What Did the High Court Decide in Mabo (No 2)?
On 3 June 1992, the High Court delivered its 6–1 ruling. Justice Gerard Brennan authored the principal judgment, holding that terra nullius had never validly applied to Australia, that the Meriam people held native title to the Murray Islands by virtue of continuous connection under traditional law, and that native title is a form of title recognised by the common law where it has not been extinguished by valid Crown action. Justices William Deane and Mary Gaudron jointly described the dispossession of Aboriginal peoples as a national legacy of unutterable shame. The sole dissenter, Justice Daryl Dawson, argued that changes of such magnitude to property law were a matter for Parliament.

| Justice | Position | Key Contribution |
|---|---|---|
| Brennan J | Majority (lead) | Authored the principal judgment defining native title doctrine |
| Mason CJ & McHugh J | Majority | Agreed terra nullius was inapplicable; recognised native title |
| Deane & Gaudron JJ | Majority | Described dispossession as a national legacy of shame |
| Toohey J | Majority | Supported recognition of native title in common law |
| Dawson J | Dissent | Argued change should come from Parliament, not courts |
What Was the Legacy of the Mabo Decision?

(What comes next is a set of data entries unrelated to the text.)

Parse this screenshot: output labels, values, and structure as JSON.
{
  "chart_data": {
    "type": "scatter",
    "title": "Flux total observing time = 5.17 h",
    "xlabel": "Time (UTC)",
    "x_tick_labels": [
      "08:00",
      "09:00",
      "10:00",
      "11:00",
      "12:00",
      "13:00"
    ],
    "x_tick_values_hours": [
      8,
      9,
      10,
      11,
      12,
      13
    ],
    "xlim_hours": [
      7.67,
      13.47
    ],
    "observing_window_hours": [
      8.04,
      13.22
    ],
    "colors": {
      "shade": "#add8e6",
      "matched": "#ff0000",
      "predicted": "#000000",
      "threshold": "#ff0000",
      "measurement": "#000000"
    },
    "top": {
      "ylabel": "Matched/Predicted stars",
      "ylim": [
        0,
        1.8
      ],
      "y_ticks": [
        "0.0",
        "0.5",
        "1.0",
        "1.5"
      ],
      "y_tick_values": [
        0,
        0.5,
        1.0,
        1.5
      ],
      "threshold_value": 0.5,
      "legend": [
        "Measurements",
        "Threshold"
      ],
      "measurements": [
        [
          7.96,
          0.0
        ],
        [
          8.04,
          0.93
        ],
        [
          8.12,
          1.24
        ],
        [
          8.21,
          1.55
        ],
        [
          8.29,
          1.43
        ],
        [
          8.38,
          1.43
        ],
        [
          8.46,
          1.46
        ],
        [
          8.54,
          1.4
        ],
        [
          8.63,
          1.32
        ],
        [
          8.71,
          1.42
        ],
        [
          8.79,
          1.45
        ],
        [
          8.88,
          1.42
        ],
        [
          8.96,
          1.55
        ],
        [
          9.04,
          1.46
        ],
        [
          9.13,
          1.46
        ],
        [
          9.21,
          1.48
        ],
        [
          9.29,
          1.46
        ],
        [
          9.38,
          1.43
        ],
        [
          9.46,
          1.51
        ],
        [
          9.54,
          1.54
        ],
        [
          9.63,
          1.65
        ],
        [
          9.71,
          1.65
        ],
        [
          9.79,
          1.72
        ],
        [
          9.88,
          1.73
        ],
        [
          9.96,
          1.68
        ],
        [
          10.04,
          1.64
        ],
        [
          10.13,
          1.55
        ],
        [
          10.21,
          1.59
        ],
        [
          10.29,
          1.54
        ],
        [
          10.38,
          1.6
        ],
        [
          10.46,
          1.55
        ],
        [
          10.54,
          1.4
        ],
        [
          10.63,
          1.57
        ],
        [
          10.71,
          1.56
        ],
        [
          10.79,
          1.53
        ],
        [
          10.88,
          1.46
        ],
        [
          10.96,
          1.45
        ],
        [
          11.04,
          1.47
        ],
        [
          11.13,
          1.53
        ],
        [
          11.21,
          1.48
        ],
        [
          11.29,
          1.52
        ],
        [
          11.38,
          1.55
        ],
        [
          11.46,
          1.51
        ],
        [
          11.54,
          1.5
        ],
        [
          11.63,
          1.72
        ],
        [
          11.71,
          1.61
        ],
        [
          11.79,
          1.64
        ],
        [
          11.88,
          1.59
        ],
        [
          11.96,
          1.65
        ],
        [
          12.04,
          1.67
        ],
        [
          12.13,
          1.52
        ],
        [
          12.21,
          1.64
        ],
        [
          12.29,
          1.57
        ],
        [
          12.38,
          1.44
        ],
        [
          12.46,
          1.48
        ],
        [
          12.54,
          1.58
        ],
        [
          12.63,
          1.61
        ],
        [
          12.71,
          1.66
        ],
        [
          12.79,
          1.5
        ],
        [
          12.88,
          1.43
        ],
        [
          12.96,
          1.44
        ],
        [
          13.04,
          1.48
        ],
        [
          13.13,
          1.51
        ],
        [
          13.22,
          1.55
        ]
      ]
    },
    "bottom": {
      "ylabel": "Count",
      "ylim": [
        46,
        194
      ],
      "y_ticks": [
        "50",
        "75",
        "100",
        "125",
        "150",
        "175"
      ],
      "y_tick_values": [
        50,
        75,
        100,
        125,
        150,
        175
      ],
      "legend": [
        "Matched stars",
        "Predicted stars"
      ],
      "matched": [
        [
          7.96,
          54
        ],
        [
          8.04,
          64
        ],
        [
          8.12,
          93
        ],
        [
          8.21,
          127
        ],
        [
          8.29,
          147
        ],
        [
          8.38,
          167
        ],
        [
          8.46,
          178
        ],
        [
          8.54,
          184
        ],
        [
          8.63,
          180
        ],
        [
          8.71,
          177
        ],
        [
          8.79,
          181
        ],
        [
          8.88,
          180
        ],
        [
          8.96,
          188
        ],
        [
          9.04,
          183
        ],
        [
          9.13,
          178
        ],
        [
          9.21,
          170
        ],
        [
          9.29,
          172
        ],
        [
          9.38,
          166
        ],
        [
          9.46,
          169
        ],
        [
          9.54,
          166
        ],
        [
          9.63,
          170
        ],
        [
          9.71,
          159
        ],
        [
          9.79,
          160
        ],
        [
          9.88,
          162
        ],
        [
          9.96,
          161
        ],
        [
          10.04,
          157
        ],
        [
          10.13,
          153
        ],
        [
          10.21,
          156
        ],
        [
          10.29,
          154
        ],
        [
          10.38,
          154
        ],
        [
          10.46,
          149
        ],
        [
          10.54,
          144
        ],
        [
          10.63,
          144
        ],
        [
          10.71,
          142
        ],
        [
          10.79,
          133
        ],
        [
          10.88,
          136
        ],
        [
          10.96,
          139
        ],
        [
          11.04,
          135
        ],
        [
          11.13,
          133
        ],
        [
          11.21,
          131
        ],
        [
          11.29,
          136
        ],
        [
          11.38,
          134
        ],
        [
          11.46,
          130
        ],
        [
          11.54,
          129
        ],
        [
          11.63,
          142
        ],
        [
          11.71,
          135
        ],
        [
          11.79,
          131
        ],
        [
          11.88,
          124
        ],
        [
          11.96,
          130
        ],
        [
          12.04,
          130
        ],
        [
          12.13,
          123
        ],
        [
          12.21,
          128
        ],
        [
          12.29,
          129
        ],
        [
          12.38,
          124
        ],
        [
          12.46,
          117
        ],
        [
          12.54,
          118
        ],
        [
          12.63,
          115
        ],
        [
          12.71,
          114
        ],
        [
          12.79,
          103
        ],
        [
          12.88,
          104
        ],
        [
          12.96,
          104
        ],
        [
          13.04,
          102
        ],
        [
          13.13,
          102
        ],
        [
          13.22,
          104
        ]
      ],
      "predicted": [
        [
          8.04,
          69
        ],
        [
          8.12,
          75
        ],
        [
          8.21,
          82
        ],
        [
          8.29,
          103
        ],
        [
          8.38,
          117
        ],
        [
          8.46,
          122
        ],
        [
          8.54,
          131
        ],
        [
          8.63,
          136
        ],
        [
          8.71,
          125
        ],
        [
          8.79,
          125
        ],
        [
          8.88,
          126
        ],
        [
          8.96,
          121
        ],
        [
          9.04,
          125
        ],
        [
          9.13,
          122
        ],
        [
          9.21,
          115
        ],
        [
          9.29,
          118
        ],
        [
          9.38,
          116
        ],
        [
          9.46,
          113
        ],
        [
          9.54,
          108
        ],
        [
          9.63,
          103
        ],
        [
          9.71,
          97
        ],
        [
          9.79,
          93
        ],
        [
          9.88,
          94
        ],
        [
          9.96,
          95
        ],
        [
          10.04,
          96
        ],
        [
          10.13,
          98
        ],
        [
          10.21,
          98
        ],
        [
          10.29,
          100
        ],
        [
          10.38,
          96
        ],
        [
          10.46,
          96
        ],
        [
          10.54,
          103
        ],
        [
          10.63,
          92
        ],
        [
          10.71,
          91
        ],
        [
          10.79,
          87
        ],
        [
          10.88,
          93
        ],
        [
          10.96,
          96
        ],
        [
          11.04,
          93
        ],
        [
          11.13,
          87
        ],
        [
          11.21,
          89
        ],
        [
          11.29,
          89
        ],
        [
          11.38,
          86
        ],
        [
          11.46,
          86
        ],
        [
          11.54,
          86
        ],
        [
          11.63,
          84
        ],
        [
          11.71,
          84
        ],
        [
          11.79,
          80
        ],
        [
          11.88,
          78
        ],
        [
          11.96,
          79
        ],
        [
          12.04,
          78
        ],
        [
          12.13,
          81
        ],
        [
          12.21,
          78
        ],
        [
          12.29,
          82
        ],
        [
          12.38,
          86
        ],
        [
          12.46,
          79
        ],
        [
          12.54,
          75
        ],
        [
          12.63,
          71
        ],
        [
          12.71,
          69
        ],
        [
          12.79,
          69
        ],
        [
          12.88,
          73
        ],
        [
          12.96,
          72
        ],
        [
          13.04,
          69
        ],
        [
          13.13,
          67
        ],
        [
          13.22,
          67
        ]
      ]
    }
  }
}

The Mabo decision prompted Parliament to pass the Native Title Act 1993, which Prime Minister Paul Keating called the basis of a new relationship between Indigenous and non-Indigenous Australians. By 2023, over 400 native title determinations had been made, covering roughly 40 percent of Australia's landmass. The date 3 June is now observed nationally as Mabo Day. Internationally, the decision influenced Indigenous land rights jurisprudence in Canada, New Zealand, and South Africa. Eddie Mabo was posthumously awarded the Human Rights Medal in 1992, and his image appeared on an Australian postage stamp in 1993.